The Destroyed Room: B-Sides and Rarities is a compilation by Sonic Youth containing 11 tracks from the period 1994 to 2003, the band’s transition years to a more accessible and less sharp sound. The album is also the farewell to Geffen, but it is neither a greatest hits collection nor a live album or remixes. In fact, there were bonus tracks released for the Japanese market that belonged to the compilation’s original lineup like “You Can Never Go Fast Enough, ” “Pola X”, “At Home With The Groovebox”, “All Tomorrow’s Parties 1.1” amongst other new tracks. The album, which sees Jim O'Rourke complet-ing the training stable in 7 tracks, highlights the band’s instrumental and soft electronic experimenta-tion, but is certainly not among the essential things by Sonic Youth. The gift, however, is the expanded alternate version of "The Diamond Sea” for 25 minutes, among accelerations, decelerations, feedbacks, subtractions, dissonant interludes, a chase and a series of dreamlike atmospheric moments and ecstatic melodies.
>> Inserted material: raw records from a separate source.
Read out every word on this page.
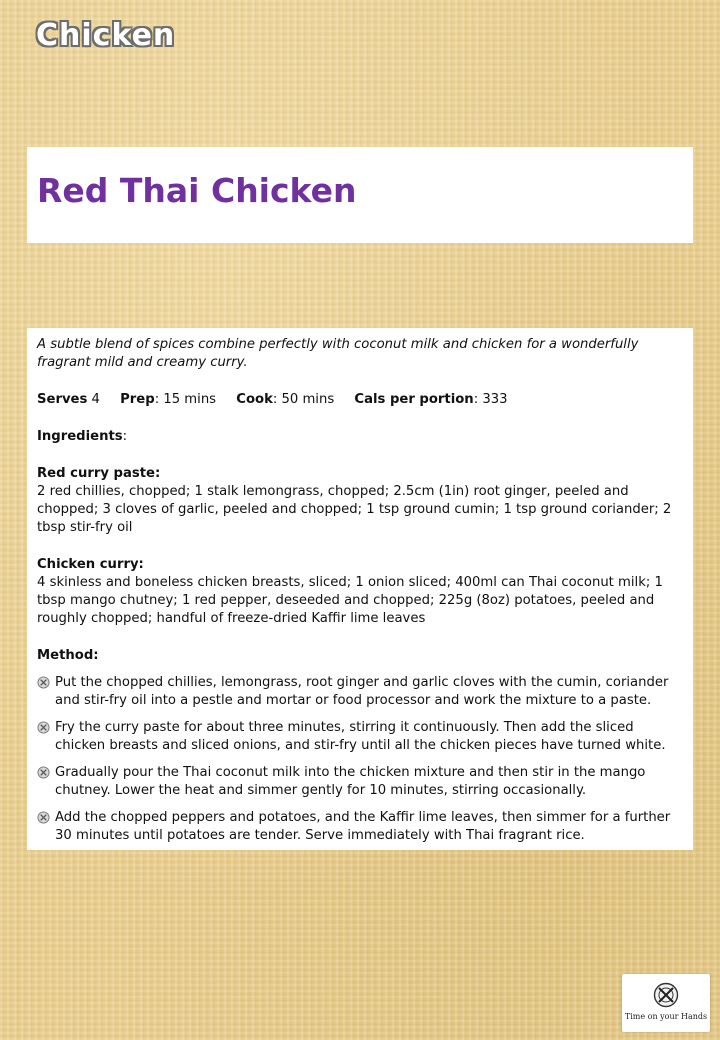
Chicken
Red Thai Chicken

A subtle blend of spices combine perfectly with coconut milk and chicken for a wonderfully fragrant mild and creamy curry.

Serves 4 Prep: 15 mins Cook: 50 mins Cals per portion: 333

Ingredients:

Red curry paste:

2 red chillies, chopped; 1 stalk lemongrass, chopped; 2.5cm (1in) root ginger, peeled and chopped; 3 cloves of garlic, peeled and chopped; 1 tsp ground cumin; 1 tsp ground coriander; 2 tbsp stir-fry oil

Chicken curry:

4 skinless and boneless chicken breasts, sliced; 1 onion sliced; 400ml can Thai coconut milk; 1 tbsp mango chutney; 1 red pepper, deseeded and chopped; 225g (8oz) potatoes, peeled and roughly chopped; handful of freeze-dried Kaffir lime leaves

Method:

Put the chopped chillies, lemongrass, root ginger and garlic cloves with the cumin, coriander and stir-fry oil into a pestle and mortar or food processor and work the mixture to a paste.
Fry the curry paste for about three minutes, stirring it continuously. Then add the sliced chicken breasts and sliced onions, and stir-fry until all the chicken pieces have turned white.
Gradually pour the Thai coconut milk into the chicken mixture and then stir in the mango chutney. Lower the heat and simmer gently for 10 minutes, stirring occasionally.
Add the chopped peppers and potatoes, and the Kaffir lime leaves, then simmer for a further 30 minutes until potatoes are tender. Serve immediately with Thai fragrant rice.
Time on your Hands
The guitar textures, the reiterations of rhythm and expansions on the body of sound generate a disbelief tension towards the immaterial. The path of Thurston Moore, Kim Gordon, Steve Shelley and Lee Ranaldo has crossed that of the New York downtown scene, the reckless path of the avant-garde art and the fascination with the iconography of Pop. It is no coincidence that the cover choice was the work by Jeff Wall, a lightbox work from 1978. Stemming from the Canadian artist’s love for the great nineteenth-century Western paintings, particularly the encounter with the opera
The Death of Sardanapalus (1827) by Eugène Delacroix, the photograph combines Classic painting’s three-dimensionality and the sense of scale with the atmosphere of popular film and advertising. Built in the studio with a manic attention on details,
Jeff Wall’s large-format becomes an idea to address philoso-phical issues related to representation by transforming the photographic image into a painting of modern life. At the same time each image is a moment of lived experience, a drift of the real shifted through the accidental development of the variable of time. Like the “publicized privacy” that we find viscerally reproduced in 1998 by Tracey Emin’s “My Bed”, the intimacy and detail of his private life are shared in a dialectical relationship with the viewer.